= Literature of Vanuatu =

The literature of Vanuatu, understood in the strict sense of written literature, began in the 1960s.

== History ==
What existed in precolonial Vanuatu was - and still is - oral literature, in the form of folk tales, myths, legends, sung poetry… transmitted by word of mouth across generations. Writing and literacy were introduced by missionaries and formal schools from the colonial period; the idea of using this technology for artistic purposes emerged late, and has been mostly restricted to urban social circles influenced by Western practices.

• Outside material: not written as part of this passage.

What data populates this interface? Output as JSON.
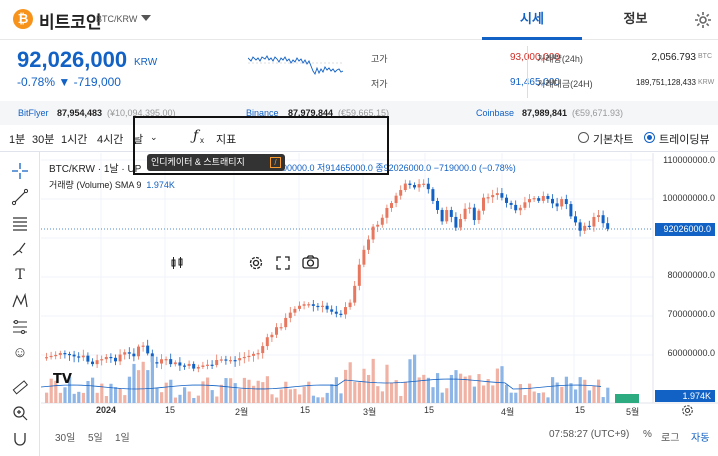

The emergence of ni-Vanuatu written literature took place in the context of the development of indigenous Pacific Islander literature in the Pacific region as a whole, beginning in the late 1960s. In 1968, the founding of the University of the South Pacific in Suva provided a stimulus for Pacific Islander literary aspirations.

Creative writing courses and workshops were set up. The South Pacific Arts Society was founded at the university in 1973, and published Pacific Islander literature (poetry and short stories) in the magazine Pacific Islands Monthly. In 1974, the Society founded the publishing house Mana Publications, followed in 1976 by the art and literature journal Mana. The journal published the first anthologies of ni-Vanuatu poetry.

Arguably Vanuatu's foremost literary figure was feminist poet Grace Molisa (1946-2002). The Australian has described her poems as "a biting social commentary on life in patriarchal, post-colonial Vanuatu." She wrote both in English and in Bislama.

In 2007, francophone singer-songwriter, musician and author Marcel Melthérorong (fr) published the first ever novel written by a Vanuatuan, through the Alliance Française: Tôghàn. His novel touched upon the sense of rootlessness of Pacific Islander youth, trying to find their bearings between Melanesian and Western values. When it was re-edited in 2009, Nobel Prize in Literature winner Jean-Marie Le Clézio wrote the preface, celebrating "a new and original voice" in francophone literature.

Vanuatu's literary scene is also notable for the Wan Smolbag community theatre group, established in 1989. The group writes and performs plays, in English and in Bislama, addressing educational topics such as "malaria and AIDS prevention, hurricane preparedness and domestic violence". Wan Smolbag performs regional tours in the South Pacific, and its plays are available on video throughout the region, where they are used for educational purposes. The theatre describes itself as using "drama to inform, raise awareness and encourage public discussion on a range of contemporary health, lifestyle, environment and governance issues".